CIUDAD DE MÉXICO.- El poder que Carlos Romero Deschamps exhibió ante seis presidentes y 11 directores de Pemex se extinguió.

Luego de 26 años, el polémico exsenador renunció como secretario general del Sindicato de Trabajadores Petroleros de la República Mexicana (STPRM).

En un desplegado, aseguró que su decisión se debe a que en este gobierno enfrenta “un escenario poco favorable” porque se ve al gremio “como contrario” y no como un grupo que colabore al desarrollo de la petrolera.

Hoy, por razones poco claras, no observamos la cooperación que debe existir entre trabajadores y administración para impulsar los proyectos que permitan el verdadero avance de Pemex hacia su consolidación”,dijo.

Sin embargo, el presidente Andrés Manuel López Obrador confirmó que Deschamps, considerado uno de los líderes sindicales más corruptos en México, enfrenta dos investigaciones por presunto enriquecimiento ilícito y operaciones inusuales.

Olga Sánchez Cordero, secretaria de Gobernación, dijo que el exlíder renunció para atender indagatorias. “La decisión la tomó él para resolver su tema personal de las denuncias que tiene sobre un tema de obtención de ingresos”, subrayó.

-Con información de Enrique Sánchez y Aurora Zepeda

RENUNCIA TRAS 26 AÑOS
Después de 26 años, Carlos Romero Deschamps renunció como secretario general del Sindicato de Trabajadores Petroleros de la República Mexicana (STPRM).

En un desplegado, aseguró que su decisión tiene que ver con los desacuerdos entre el gremio de trabajadores y la actual administración de la empresa, pues considera que no hay cooperación y que se les ve como contrarios.

Por razones poco claras, no observamos la cooperación que debe existir entre trabajadores y administración para impulsar los proyectos que permitan el verdadero avance de Pemex hacia su consolidación. Tal parece que se ha recrudecido la antigua posición de vernos como contrarios y no como complemento en la tarea de respaldar a Pemex”, dijo.

Romero Deschamps, considerado como uno de los líderes más corruptos y el gremio que dirige más opaco, deja su cargo luego de las investigaciones que en su contra ya se están llevando a cabo tanto en la Unidad de Inteligencia Financiera (UIF) como en la Fiscalía General de la República por presunto enriquecimiento ilícito y operaciones inusuales.

Sin embargo, el ahora exlíder sindical justificó su salida insistiendo en que la situación que prevalece entre la empresa y su administración ya no le permite cumplir con sus responsabilidades como secretario general del STPRM.

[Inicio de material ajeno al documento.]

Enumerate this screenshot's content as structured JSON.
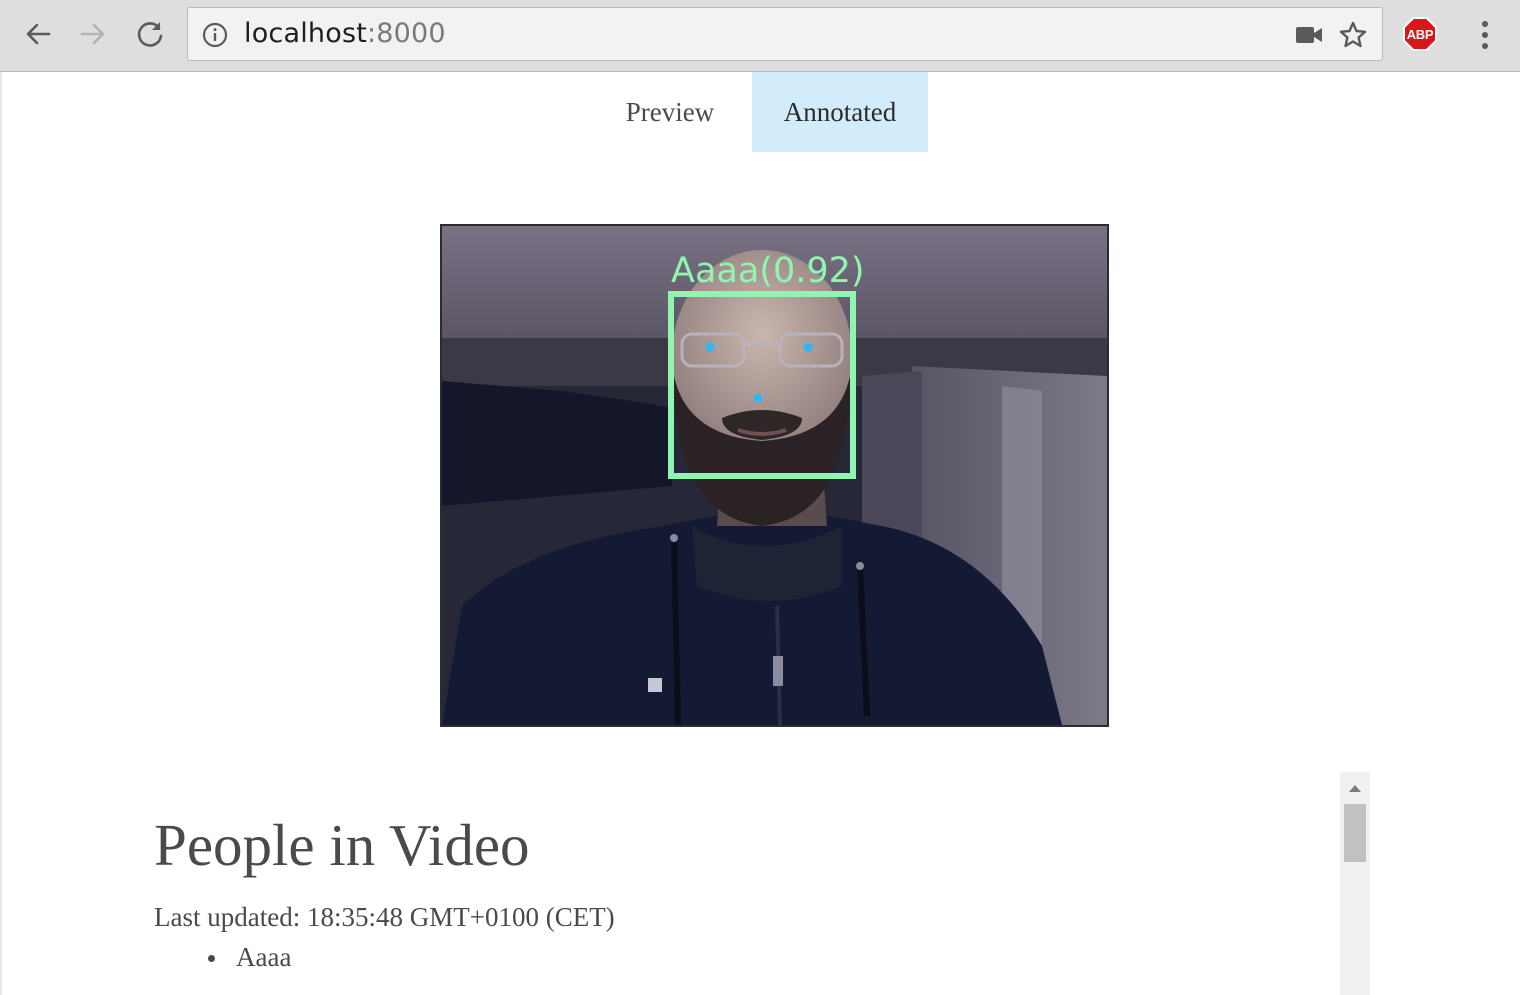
{
  "browser": {
    "url_host": "localhost",
    "url_port": ":8000",
    "icons": {
      "back": "arrow-left-icon",
      "forward": "arrow-right-icon",
      "reload": "reload-icon",
      "info": "info-icon",
      "camera": "camera-icon",
      "bookmark": "star-icon",
      "extension": "adblock-plus-icon",
      "menu": "kebab-menu-icon"
    },
    "extension_label": "ABP"
  },
  "tabs": [
    {
      "label": "Preview",
      "active": false
    },
    {
      "label": "Annotated",
      "active": true
    }
  ],
  "video": {
    "detection_label": "Aaaa(0.92)",
    "box_color": "#8ff5b0",
    "landmark_color": "#2bb7f0"
  },
  "people": {
    "title": "People in Video",
    "last_updated_label": "Last updated:",
    "last_updated_time": "18:35:48 GMT+0100 (CET)",
    "list": [
      "Aaaa"
    ]
  },
  "colors": {
    "active_tab_bg": "#d2ecfb",
    "text": "#4a4a4a",
    "abp_red": "#d8161b"
  }
}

Consciente de que mi compromiso fundamental es garantizar la estabilidad de nuestra organización sindical y la defensa de los derechos de los trabajadores he decidido presentar en términos del artículo 37 de nuestros Estatutos Generales al Consejo General de Vigilan­cia mi renuncia al cargo de secretario general del Comité Ejecutivo General del Sindicato de Trabajadores Petroleros de la República Mexicana”.

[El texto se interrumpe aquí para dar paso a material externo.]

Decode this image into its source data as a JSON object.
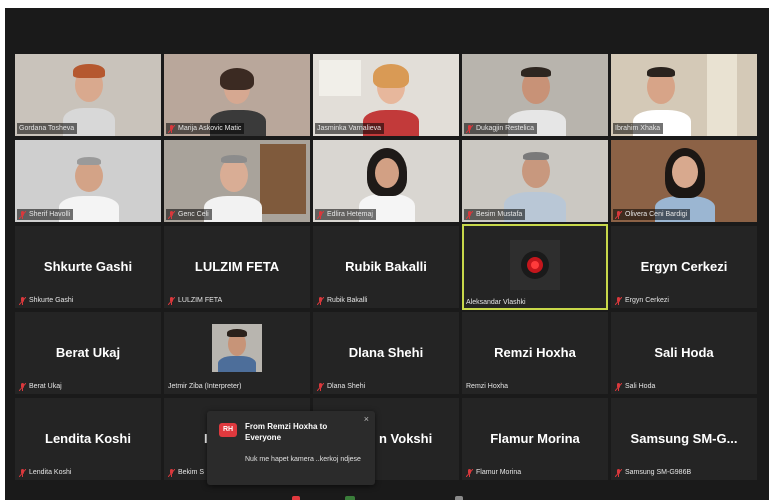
{
  "colors": {
    "accent_active": "#c8d84a",
    "mute_red": "#d9383c",
    "avatar_red": "#e0393e"
  },
  "video_tiles": [
    {
      "name": "Gordana Tosheva"
    },
    {
      "name": "Marija Askovic Matic"
    },
    {
      "name": "Jasminka Varnalieva"
    },
    {
      "name": "Dukagjin Restelica"
    },
    {
      "name": "Ibrahim Xhaka"
    },
    {
      "name": "Sherif Havolli"
    },
    {
      "name": "Genc Celi"
    },
    {
      "name": "Edlira Hetemaj"
    },
    {
      "name": "Besim Mustafa"
    },
    {
      "name": "Olivera Ceni Bardigi"
    }
  ],
  "name_tiles": [
    {
      "title": "Shkurte Gashi",
      "label": "Shkurte Gashi"
    },
    {
      "title": "LULZIM FETA",
      "label": "LULZIM FETA"
    },
    {
      "title": "Rubik Bakalli",
      "label": "Rubik Bakalli"
    },
    {
      "title": "",
      "label": "Aleksandar Vlashki"
    },
    {
      "title": "Ergyn Cerkezi",
      "label": "Ergyn Cerkezi"
    },
    {
      "title": "Berat Ukaj",
      "label": "Berat Ukaj"
    },
    {
      "title": "",
      "label": "Jetmir Ziba (Interpreter)"
    },
    {
      "title": "Dlana Shehi",
      "label": "Dlana Shehi"
    },
    {
      "title": "Remzi Hoxha",
      "label": "Remzi Hoxha"
    },
    {
      "title": "Sali Hoda",
      "label": "Sali Hoda"
    },
    {
      "title": "Lendita Koshi",
      "label": "Lendita Koshi"
    },
    {
      "title": "I",
      "label": "Bekim S"
    },
    {
      "title": "n Vokshi",
      "label": ""
    },
    {
      "title": "Flamur Morina",
      "label": "Flamur Morina"
    },
    {
      "title": "Samsung  SM-G...",
      "label": "Samsung SM-G986B"
    }
  ],
  "chat_popup": {
    "avatar_initials": "RH",
    "title": "From Remzi Hoxha to Everyone",
    "message": "Nuk me hapet kamera ..kerkoj ndjese",
    "close": "×"
  },
  "icons": {
    "mute": "muted-microphone-icon",
    "close": "close-icon"
  }
}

Por último, pidió que se mantenga la unidad e integridad del sindicato, a fin de seguir sorteando lo que consideró amenazas y demostrar el “profundo amor a Pemex”.

SU GRAN PODER

Romero, nacido en Tampico, Tamaulipas, en 1943, llegó a la dirigencia sindical, de manera interina, en 1993. Inició su militancia en el PRI desde 1961, lo cual también le permitió ser senador y diputado en diversas ocasiones.

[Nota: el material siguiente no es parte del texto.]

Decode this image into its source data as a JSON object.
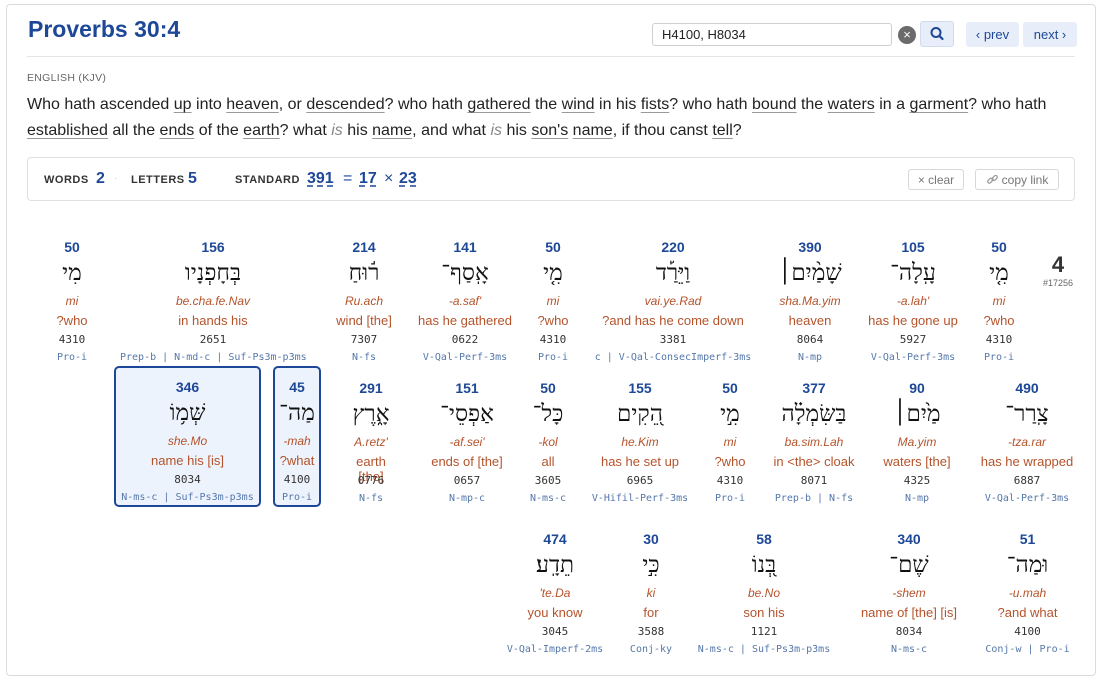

Aun cuando había sido señalado por enriquecimiento ilícito y corrupción, sobre todo luego de que saliera a la luz la vida de lujos que llevaban sus dos hijos, Paulina y José Carlos Romero, se mantuvo en el cargo al menos por cinco sexenios.

Romero ha sido señalado de presunta corrupción y por usar los fondos del sindicato para enriquecerse. Sin embargo, nunca ha sido acusado formalmente.

Diversos medios han reportado la vida de lujo de Romero y su familia: Ferraris, relojes de oro de 18 quilates, yates y departamentos en las zonas más exclusivas de Miami son algunas de sus supuestas posesiones.

Sin tapujos, sus hijos han mostrado en redes sociales imágenes de sus viajes alrededor del mundo y de sus compras en tiendas de lujo.

Protagonizó el Pemexgate, el desvío de 500 mdp a las campañas del PRI en 2000. No se le fincó responsabilidad alguna.